To cope with the issue of limited resources, the government decided to outsource most CT and MR services in state hospitals. Despite the advantages this brought, such as patient access to MRI and CT, outsourcing has caused many problems.
"Turkey's problem is quality not quantity," Şenol said. "In most outsourced services, there are 120 to 140 exams per day in a 24/7 service. Patient room time should be 20 to 25 minutes for an MRI, but it works out at about 10 to 15 minutes, and this has led to a basic quality issue."
This issue has been covered in the literature. A scientific study undertaken in 2006 found serious flaws in the quality of radiological practice in Turkey (Diagnostic and Interventional Radiology, December 2006, Vol. 12:4, pp. 166-170).
Reporting falling short?
Published this year in three booklets, government-led research, conducted in 2013 in response to complaints from radiologists and clinicians, also revealed many quality problems in Turkish imaging. Specifically, the research revealed the reporting standards of half of all reports in Turkey are not sufficient.

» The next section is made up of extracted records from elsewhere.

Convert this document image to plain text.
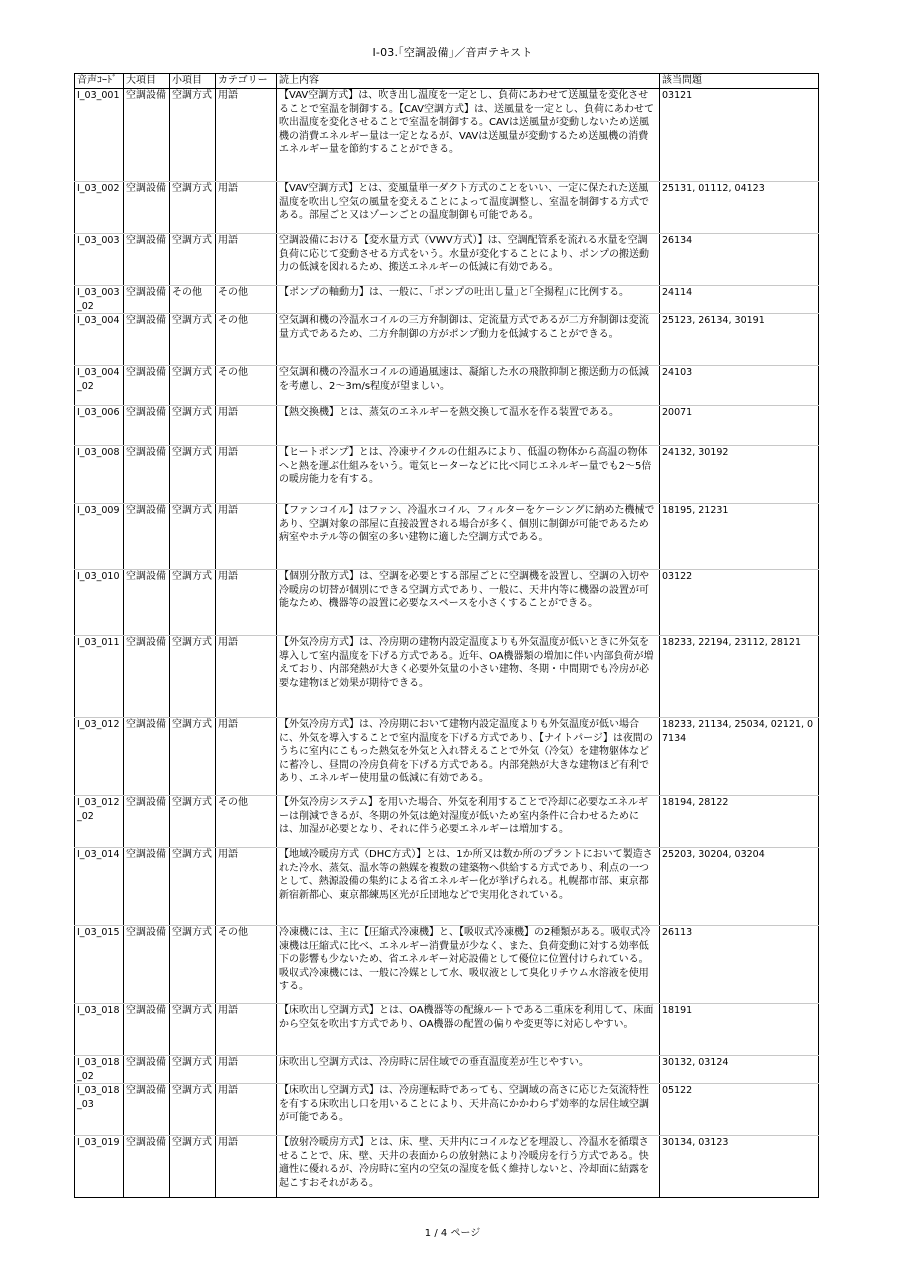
I-03.｢空調設備｣／音声テキスト
音声ｺｰﾄﾞ	大項目	小項目	カテゴリー	読上内容	該当問題
I_03_001	空調設備	空調方式	用語	【VAV空調方式】は、吹き出し温度を一定とし、負荷にあわせて送風量を変化させることで室温を制御する。【CAV空調方式】は、送風量を一定とし、負荷にあわせて吹出温度を変化させることで室温を制御する。CAVは送風量が変動しないため送風機の消費エネルギー量は一定となるが、VAVは送風量が変動するため送風機の消費エネルギー量を節約することができる。	03121
I_03_002	空調設備	空調方式	用語	【VAV空調方式】とは、変風量単一ダクト方式のことをいい、一定に保たれた送風温度を吹出し空気の風量を変えることによって温度調整し、室温を制御する方式である。部屋ごと又はゾーンごとの温度制御も可能である。	25131, 01112, 04123
I_03_003	空調設備	空調方式	用語	空調設備における【変水量方式（VWV方式）】は、空調配管系を流れる水量を空調負荷に応じて変動させる方式をいう。水量が変化することにより、ポンプの搬送動力の低減を図れるため、搬送エネルギーの低減に有効である。	26134
I_03_003_02	空調設備	その他	その他	【ポンプの軸動力】は、一般に、｢ポンプの吐出し量｣と｢全揚程｣に比例する。	24114
I_03_004	空調設備	空調方式	その他	空気調和機の冷温水コイルの三方弁制御は、定流量方式であるが二方弁制御は変流量方式であるため、二方弁制御の方がポンプ動力を低減することができる。	25123, 26134, 30191
I_03_004_02	空調設備	空調方式	その他	空気調和機の冷温水コイルの通過風速は、凝縮した水の飛散抑制と搬送動力の低減を考慮し、2～3m/s程度が望ましい。	24103
I_03_006	空調設備	空調方式	用語	【熱交換機】とは、蒸気のエネルギーを熱交換して温水を作る装置である。	20071
I_03_008	空調設備	空調方式	用語	【ヒートポンプ】とは、冷凍サイクルの仕組みにより、低温の物体から高温の物体へと熱を運ぶ仕組みをいう。電気ヒーターなどに比べ同じエネルギー量でも2～5倍の暖房能力を有する。	24132, 30192
I_03_009	空調設備	空調方式	用語	【ファンコイル】はファン、冷温水コイル、フィルターをケーシングに納めた機械であり、空調対象の部屋に直接設置される場合が多く、個別に制御が可能であるため病室やホテル等の個室の多い建物に適した空調方式である。	18195, 21231
I_03_010	空調設備	空調方式	用語	【個別分散方式】は、空調を必要とする部屋ごとに空調機を設置し、空調の入切や冷暖房の切替が個別にできる空調方式であり、一般に、天井内等に機器の設置が可能なため、機器等の設置に必要なスペースを小さくすることができる。	03122
I_03_011	空調設備	空調方式	用語	【外気冷房方式】は、冷房期の建物内設定温度よりも外気温度が低いときに外気を導入して室内温度を下げる方式である。近年、OA機器類の増加に伴い内部負荷が増えており、内部発熱が大きく必要外気量の小さい建物、冬期・中間期でも冷房が必要な建物ほど効果が期待できる。	18233, 22194, 23112, 28121
I_03_012	空調設備	空調方式	用語	【外気冷房方式】は、冷房期において建物内設定温度よりも外気温度が低い場合に、外気を導入することで室内温度を下げる方式であり、【ナイトパージ】は夜間のうちに室内にこもった熱気を外気と入れ替えることで外気（冷気）を建物躯体などに蓄冷し、昼間の冷房負荷を下げる方式である。内部発熱が大きな建物ほど有利であり、エネルギー使用量の低減に有効である。	18233, 21134, 25034, 02121, 07134
I_03_012_02	空調設備	空調方式	その他	【外気冷房システム】を用いた場合、外気を利用することで冷却に必要なエネルギーは削減できるが、冬期の外気は絶対湿度が低いため室内条件に合わせるためには、加湿が必要となり、それに伴う必要エネルギーは増加する。	18194, 28122
I_03_014	空調設備	空調方式	用語	【地域冷暖房方式（DHC方式）】とは、1か所又は数か所のプラントにおいて製造された冷水、蒸気、温水等の熱媒を複数の建築物へ供給する方式であり、利点の一つとして、熱源設備の集約による省エネルギー化が挙げられる。札幌都市部、東京都新宿新都心、東京都練馬区光が丘団地などで実用化されている。	25203, 30204, 03204
I_03_015	空調設備	空調方式	その他	冷凍機には、主に【圧縮式冷凍機】と、【吸収式冷凍機】の2種類がある。吸収式冷凍機は圧縮式に比べ、エネルギー消費量が少なく、また、負荷変動に対する効率低下の影響も少ないため、省エネルギー対応設備として優位に位置付けられている。 吸収式冷凍機には、一般に冷媒として水、吸収液として臭化リチウム水溶液を使用する。	26113
I_03_018	空調設備	空調方式	用語	【床吹出し空調方式】とは、OA機器等の配線ルートである二重床を利用して、床面から空気を吹出す方式であり、OA機器の配置の偏りや変更等に対応しやすい。	18191
I_03_018_02	空調設備	空調方式	用語	床吹出し空調方式は、冷房時に居住域での垂直温度差が生じやすい。	30132, 03124
I_03_018_03	空調設備	空調方式	用語	【床吹出し空調方式】は、冷房運転時であっても、空調域の高さに応じた気流特性を有する床吹出し口を用いることにより、天井高にかかわらず効率的な居住域空調が可能である。	05122
I_03_019	空調設備	空調方式	用語	【放射冷暖房方式】とは、床、壁、天井内にコイルなどを埋設し、冷温水を循環させることで、床、壁、天井の表面からの放射熱により冷暖房を行う方式である。快適性に優れるが、冷房時に室内の空気の湿度を低く維持しないと、冷却面に結露を起こすおそれがある。	30134, 03123
1 / 4 ページ
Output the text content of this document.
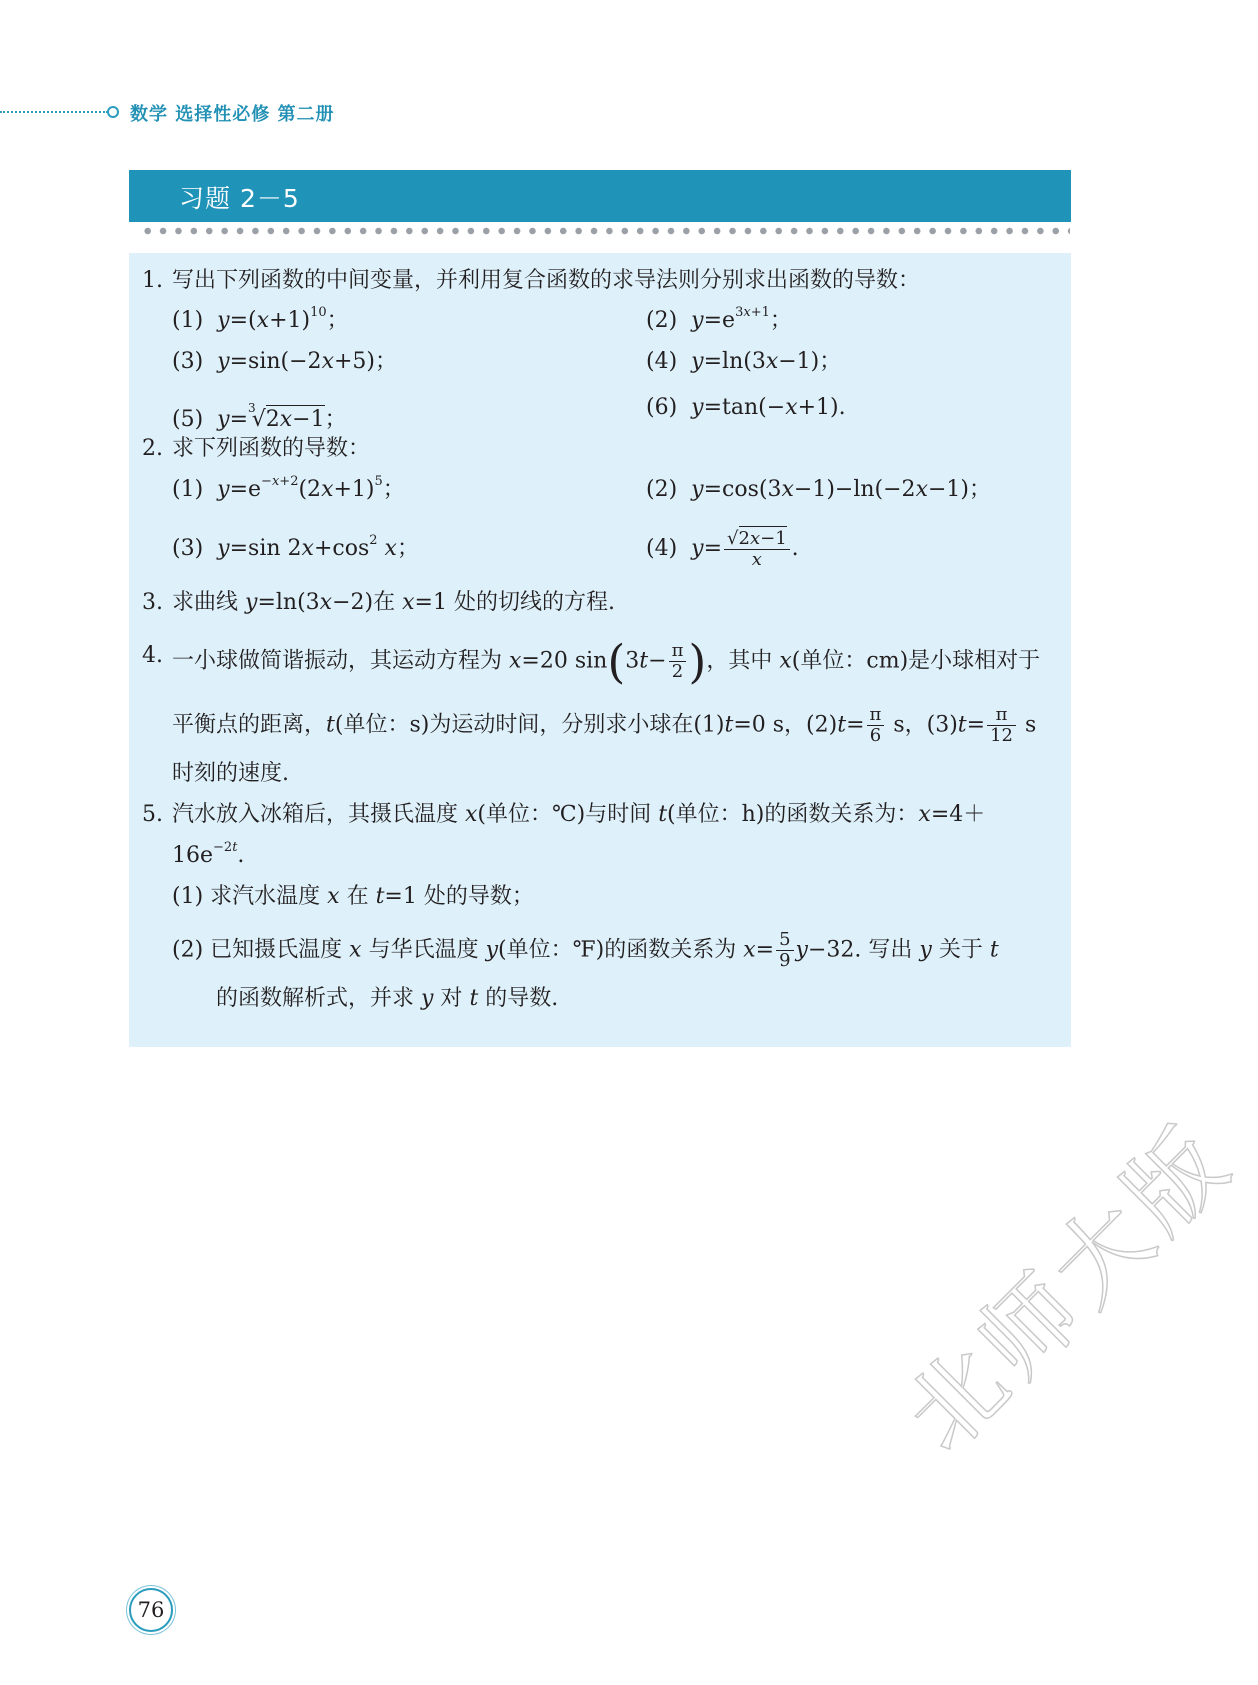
数学 选择性必修 第二册
习题 2－5
1. 写出下列函数的中间变量，并利用复合函数的求导法则分别求出函数的导数：
(1) $y=(x+1)^{10}$；	(2) $y=e^{3x+1}$；
(3) y=sin(−2x+5)；	(4) y=ln(3x−1)；
(5) y=$^3$√2x−1；	(6) y=tan(−x+1).
2. 求下列函数的导数：
(1)  $y=e^{-x+2}(2x+1)^5$；	(2)  y=cos(3x−1)−ln(−2x−1)；
(3)  y=sin $2x+\cos^2$ x；	(4)  $y= \frac{√2x-1}{x}$ .
3. 求曲线 y=ln(3x−2)在 x=1 处的切线的方程.
4. 一小球做简谐振动，其运动方程为 x=20 $\sin(3t- \frac{\pi}{2}$ )，其中 x(单位：cm)是小球相对于
平衡点的距离，t(单位：s)为运动时间，分别求小球在(1)t=0 s，$(2)t= \frac{\pi}{6}$ s，$(3)t= \frac{\pi}{12}$ s
时刻的速度.
5. 汽水放入冰箱后，其摄氏温度 x(单位：℃)与时间 t(单位：h)的函数关系为：x=4＋
$16e^{-2t}$.
(1) 求汽水温度 x 在 t=1 处的导数；
(2) 已知摄氏温度 x 与华氏温度 y(单位：℉)的函数关系为 $x= \frac{5}{9} y-32$. 写出 y 关于 t
的函数解析式，并求 y 对 t 的导数.
76
北师大版
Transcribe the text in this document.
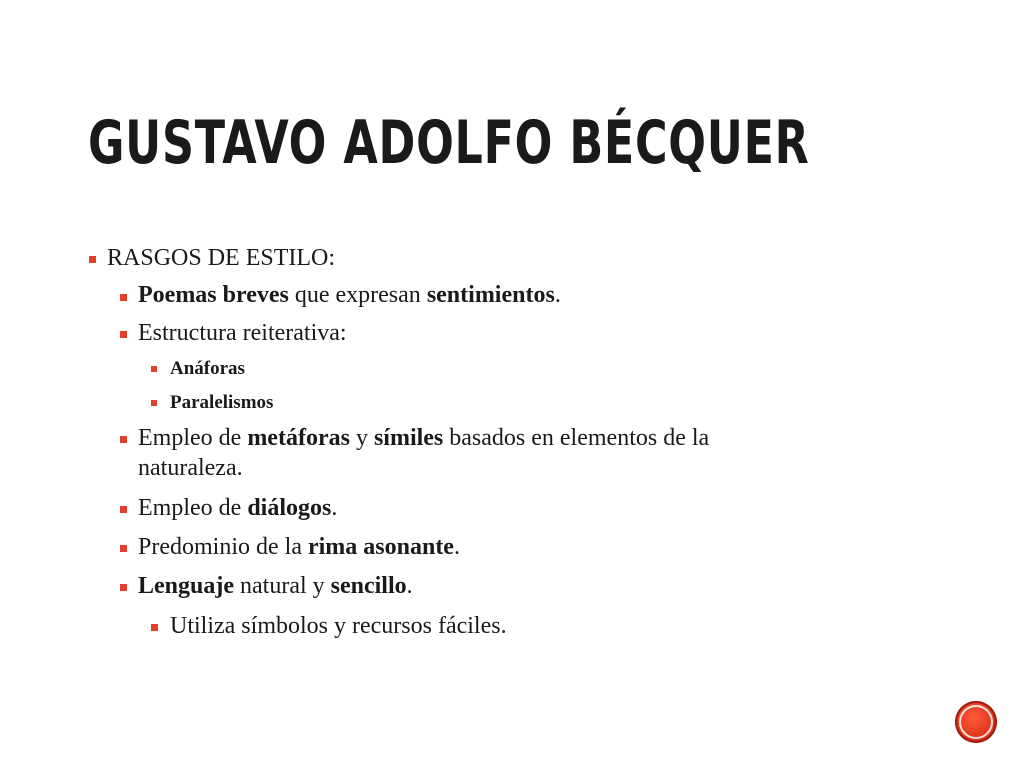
GUSTAVO ADOLFO BÉCQUER
RASGOS DE ESTILO:
Poemas breves que expresan sentimientos.
Estructura reiterativa:
Anáforas
Paralelismos
Empleo de metáforas y símiles basados en elementos de la
naturaleza.
Empleo de diálogos.
Predominio de la rima asonante.
Lenguaje natural y sencillo.
Utiliza símbolos y recursos fáciles.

Doctors believe these issues in quality have arisen due to unsuitable working conditions, namely an increased workload and squeezed salaries. These conditions have been compounded by an inappropriate payment model for radiology, which has resulted in radiologists proportionally being paid less now for what they do than they were in 2003, despite reporting far more than before, according to Şenol and other radiologists.
For example, a university radiologist's basic salary is around 1,000 euros per month, but lower in a state hospital, and a university professor's basic salary is around 1,500 euros per month. In a state hospital, an MRI exam, including the technical and professional fee, is now 24 euros, around half of what it cost 10 years ago. With only 1 to 2 euros earned per MRI report, radiologists need to write an extremely large number of reports to supplement their basic salaries.
Although basic salaries were lower 10 years ago, the state radiologist was free to practice privately in the afternoons, Şenol explained. Now due to a change in regulations, state radiologists can no longer work outside the public health system to supplement incomes, and inflation has eaten into any increases in basic pay.
Similarly, private radiologists have experienced a decrease in their salaries, as after reforms, about 80% of exams now take place in government centers.
"A radiologist can earn three or four times more by vastly increasing their reporting, I've even heard of one doctor reading 240 exams in one day," Şenol said. "The 'performance'-based model is wrongly named. It is in reality a 'fee-for-service' model, and many health professional organizations believe that such a bonus system is unacceptable."